Haitham Al Busafi, Zīnah (Adornment), 2026. Pavilion of the Sultanate of Oman at Biennale Arte 2026. Courtesy: Ministry of Culture, Sports and Youth, Sultanate of Oman. Photo: Andrea Avezzu.
Commissioned by the Ministry of Culture, Sports and Youth, the pavilion draws its conceptual and material language from al-zaanah—the Omani tradition of adorning horses with silver. In this practice, horse and rider are embellished equally, not as ornamentation alone, but as an articulation of mutual recognition. The horse is understood as an extension of the rider, deserving of the same dignity, care, and visibility. It is this ethos of parity and interdependence that Al Busafi translates into spatial and sensory form.
The encounter begins in darkness. Visitors pass through a narrow, dimly lit threshold before emerging into an expansive field of sand sourced from the Omani desert. Suspended above, a canopy of silver elements—abstracted from the forms of al-zaanah—hovers in delicate tension. Movement through the space activates the installation: each step across the الرمل triggers a subtle choreography of sound as metal forms sway and chime. The sonic field is neither fixed nor composed in advance; it arises through proximity, rhythm, and weight, echoing the resonant interplay between horse and rider in motion.

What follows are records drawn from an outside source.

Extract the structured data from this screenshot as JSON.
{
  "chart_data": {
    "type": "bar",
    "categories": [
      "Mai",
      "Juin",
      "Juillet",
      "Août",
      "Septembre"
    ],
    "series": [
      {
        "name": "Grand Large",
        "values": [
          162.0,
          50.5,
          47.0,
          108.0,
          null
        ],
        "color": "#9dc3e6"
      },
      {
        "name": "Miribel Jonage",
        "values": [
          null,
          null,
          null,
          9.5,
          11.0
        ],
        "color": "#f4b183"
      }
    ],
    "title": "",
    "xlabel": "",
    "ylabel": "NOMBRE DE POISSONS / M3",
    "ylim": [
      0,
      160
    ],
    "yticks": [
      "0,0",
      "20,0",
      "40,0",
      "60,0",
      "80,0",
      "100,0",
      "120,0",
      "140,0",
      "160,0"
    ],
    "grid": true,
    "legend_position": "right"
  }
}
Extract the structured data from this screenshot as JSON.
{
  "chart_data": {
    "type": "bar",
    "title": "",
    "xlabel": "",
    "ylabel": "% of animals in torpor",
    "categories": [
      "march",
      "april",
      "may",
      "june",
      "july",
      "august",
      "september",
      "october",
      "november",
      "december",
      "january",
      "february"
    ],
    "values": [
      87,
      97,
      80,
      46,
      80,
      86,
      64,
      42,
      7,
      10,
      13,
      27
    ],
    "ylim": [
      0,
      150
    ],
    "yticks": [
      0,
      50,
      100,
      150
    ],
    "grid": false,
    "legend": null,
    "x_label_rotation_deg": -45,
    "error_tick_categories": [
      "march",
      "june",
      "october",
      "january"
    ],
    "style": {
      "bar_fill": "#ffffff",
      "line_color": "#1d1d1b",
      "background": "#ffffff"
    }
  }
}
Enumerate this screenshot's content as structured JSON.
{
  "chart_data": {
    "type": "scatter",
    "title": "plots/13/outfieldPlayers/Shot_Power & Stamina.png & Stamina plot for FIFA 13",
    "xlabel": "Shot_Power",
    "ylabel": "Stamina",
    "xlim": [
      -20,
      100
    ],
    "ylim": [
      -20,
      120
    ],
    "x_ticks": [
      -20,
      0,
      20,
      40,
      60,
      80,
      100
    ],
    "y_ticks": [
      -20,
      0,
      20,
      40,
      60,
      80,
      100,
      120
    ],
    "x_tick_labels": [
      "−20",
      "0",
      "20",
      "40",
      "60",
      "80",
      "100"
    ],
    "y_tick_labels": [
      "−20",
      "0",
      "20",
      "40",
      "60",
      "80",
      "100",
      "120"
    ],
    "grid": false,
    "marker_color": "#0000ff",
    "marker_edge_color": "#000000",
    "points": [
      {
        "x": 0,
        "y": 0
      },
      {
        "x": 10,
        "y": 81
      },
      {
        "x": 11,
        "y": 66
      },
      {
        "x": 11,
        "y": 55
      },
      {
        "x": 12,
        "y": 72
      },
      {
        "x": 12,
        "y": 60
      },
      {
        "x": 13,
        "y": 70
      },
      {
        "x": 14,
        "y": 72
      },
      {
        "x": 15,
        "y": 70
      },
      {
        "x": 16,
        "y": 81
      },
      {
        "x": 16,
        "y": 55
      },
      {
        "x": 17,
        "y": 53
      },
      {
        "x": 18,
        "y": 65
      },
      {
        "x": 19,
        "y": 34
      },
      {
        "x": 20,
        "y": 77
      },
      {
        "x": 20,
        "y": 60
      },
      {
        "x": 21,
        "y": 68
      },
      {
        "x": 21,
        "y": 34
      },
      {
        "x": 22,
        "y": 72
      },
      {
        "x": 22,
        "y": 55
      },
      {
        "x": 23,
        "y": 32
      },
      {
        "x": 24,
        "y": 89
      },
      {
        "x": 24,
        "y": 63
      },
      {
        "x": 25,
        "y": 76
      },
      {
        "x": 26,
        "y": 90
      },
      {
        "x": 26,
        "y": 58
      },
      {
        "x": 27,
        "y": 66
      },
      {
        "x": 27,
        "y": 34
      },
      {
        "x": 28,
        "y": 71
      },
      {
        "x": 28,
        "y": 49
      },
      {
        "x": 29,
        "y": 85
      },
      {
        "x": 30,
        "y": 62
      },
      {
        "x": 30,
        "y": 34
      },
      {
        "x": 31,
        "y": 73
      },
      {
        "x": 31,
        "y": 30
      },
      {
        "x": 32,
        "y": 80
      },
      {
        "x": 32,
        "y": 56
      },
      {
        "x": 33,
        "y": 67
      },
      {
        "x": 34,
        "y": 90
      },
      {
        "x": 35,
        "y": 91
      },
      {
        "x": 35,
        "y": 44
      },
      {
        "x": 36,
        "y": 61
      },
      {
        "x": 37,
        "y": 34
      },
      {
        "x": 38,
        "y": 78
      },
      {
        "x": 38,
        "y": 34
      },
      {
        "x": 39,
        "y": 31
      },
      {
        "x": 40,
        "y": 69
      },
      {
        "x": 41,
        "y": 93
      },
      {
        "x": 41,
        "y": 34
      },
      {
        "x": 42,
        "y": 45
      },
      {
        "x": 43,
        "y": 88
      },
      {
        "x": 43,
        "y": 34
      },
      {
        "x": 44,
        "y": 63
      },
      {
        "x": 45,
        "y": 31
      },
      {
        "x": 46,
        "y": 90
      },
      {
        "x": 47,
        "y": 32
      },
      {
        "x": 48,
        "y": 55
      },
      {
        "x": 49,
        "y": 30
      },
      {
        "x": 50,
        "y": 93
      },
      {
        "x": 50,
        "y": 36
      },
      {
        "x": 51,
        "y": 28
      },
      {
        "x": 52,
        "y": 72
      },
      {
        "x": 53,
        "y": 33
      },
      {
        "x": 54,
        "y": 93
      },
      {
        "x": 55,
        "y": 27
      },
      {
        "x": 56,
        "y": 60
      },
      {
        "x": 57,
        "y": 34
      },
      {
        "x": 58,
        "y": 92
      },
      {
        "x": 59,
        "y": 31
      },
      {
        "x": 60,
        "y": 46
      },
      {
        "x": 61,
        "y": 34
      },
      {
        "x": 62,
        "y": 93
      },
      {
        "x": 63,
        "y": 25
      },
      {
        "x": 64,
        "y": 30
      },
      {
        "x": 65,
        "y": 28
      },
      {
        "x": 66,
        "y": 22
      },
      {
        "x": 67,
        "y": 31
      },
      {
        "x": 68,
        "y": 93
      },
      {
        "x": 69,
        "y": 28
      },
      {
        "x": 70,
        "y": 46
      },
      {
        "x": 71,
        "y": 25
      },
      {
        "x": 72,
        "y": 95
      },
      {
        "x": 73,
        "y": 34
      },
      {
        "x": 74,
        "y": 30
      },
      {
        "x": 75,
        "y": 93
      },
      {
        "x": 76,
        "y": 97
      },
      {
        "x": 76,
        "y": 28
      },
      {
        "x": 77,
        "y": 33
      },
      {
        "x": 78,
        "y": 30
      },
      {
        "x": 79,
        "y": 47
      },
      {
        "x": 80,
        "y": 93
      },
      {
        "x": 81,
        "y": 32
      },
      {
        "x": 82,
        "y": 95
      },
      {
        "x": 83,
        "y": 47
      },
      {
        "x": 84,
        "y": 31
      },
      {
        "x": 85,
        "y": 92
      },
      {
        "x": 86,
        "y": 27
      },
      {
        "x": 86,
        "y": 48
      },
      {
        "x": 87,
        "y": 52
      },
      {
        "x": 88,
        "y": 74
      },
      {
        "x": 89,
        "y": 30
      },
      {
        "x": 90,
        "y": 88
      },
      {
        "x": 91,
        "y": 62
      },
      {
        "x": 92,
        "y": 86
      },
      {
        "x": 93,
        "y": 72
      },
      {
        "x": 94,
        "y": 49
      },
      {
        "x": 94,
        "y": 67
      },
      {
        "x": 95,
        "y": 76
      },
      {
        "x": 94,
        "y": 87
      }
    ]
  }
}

Al Busafi’s process is grounded in iteration and attentiveness to perception. Through drawing, testing, and material experimentation, the work evolved as a sequence of spatial and temporal adjustments—how one enters, turns, pauses, and recalibrates within the environment. The suspended forms were scaled and refined to explore how metal carries vibration under shifting tensions, producing a responsive acoustic landscape that is continually reconfigured by those who inhabit it.
Central to Zīnah is the notion of collective authorship. A workshop held in Muscat brought together students and emerging artists, whose drawings—reflecting on relation and recognition—were inscribed onto the metal elements. These marks remain embedded within the installation, ensuring that the work carries multiple voices and lived perspectives. It is a structure at once precise and open-ended, completed only through the presence and movement of its audience.

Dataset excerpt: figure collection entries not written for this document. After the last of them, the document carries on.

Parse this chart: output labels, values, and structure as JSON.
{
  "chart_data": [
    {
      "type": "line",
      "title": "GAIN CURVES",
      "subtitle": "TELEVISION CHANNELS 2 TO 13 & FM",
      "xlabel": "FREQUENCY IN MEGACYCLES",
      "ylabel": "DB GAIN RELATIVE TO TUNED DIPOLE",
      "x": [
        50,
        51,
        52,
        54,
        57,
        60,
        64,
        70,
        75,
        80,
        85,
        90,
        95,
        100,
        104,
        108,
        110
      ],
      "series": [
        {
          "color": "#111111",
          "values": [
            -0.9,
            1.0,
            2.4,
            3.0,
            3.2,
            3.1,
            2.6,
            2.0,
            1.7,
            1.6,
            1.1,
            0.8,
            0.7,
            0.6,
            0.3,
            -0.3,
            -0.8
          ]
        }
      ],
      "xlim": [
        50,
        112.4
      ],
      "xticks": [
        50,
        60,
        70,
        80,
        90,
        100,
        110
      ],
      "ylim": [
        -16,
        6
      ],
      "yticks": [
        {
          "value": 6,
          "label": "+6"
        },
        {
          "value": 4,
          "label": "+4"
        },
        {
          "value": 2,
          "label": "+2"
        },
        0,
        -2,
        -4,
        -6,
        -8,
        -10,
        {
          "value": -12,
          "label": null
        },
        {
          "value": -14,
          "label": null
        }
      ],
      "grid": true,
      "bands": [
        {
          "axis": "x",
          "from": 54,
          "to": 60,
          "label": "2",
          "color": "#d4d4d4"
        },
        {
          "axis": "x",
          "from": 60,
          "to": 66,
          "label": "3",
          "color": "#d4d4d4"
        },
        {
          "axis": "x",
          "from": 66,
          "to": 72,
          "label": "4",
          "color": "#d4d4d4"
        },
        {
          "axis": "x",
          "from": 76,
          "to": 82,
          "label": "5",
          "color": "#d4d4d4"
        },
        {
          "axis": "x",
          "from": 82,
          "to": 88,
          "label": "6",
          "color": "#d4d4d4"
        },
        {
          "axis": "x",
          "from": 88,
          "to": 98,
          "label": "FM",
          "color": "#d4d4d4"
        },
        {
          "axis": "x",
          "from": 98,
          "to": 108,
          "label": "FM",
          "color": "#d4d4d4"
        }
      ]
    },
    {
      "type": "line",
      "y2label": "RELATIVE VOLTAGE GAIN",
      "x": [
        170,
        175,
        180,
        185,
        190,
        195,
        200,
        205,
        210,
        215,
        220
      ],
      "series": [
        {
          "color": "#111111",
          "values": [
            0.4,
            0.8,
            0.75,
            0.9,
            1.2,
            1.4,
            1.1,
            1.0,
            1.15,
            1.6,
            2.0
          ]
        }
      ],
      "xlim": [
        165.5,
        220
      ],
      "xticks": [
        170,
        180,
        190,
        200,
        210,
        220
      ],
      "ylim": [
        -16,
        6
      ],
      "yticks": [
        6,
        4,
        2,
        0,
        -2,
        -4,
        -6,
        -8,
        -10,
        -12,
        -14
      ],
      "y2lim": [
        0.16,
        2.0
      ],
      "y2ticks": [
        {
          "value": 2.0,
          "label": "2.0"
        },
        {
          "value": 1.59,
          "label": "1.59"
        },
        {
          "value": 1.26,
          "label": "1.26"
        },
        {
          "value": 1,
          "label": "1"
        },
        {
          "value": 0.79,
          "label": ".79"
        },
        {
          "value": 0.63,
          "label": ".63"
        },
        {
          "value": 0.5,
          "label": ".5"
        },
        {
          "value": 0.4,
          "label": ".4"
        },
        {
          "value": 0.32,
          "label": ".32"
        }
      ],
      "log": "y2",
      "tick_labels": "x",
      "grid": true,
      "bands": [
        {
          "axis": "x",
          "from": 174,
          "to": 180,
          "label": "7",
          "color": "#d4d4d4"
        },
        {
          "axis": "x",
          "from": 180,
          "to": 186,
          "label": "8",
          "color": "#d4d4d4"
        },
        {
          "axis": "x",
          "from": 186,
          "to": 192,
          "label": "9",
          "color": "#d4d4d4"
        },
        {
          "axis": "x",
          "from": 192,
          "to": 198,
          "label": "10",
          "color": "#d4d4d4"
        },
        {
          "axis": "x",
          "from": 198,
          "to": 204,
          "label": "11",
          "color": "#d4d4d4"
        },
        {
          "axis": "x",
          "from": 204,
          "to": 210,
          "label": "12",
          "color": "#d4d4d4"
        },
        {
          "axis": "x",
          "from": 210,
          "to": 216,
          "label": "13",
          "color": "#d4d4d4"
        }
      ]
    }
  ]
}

Responding to the Biennale’s 2026 theme, In Minor Keys, Zīnah resists spectacle in favour of resonance. It operates through quiet intensities—friction, shimmer, breath, and sound—inviting a sensory rather than didactic mode of engagement. Presented in honour of the late Koyo Kouoh, whose curatorial vision foregrounded nuanced, embodied encounters, the pavilion proposes the “minor key” as a generative frequency: not diminished, but attuned to subtlety, intimacy, and shared experience.
As H.E. Sayyid Saeed bin Sultan Al Busaidi, Commissioner and Undersecretary for Culture, articulates, Oman’s participation positions contemporary artistic practice as both a reflection of cultural specificity.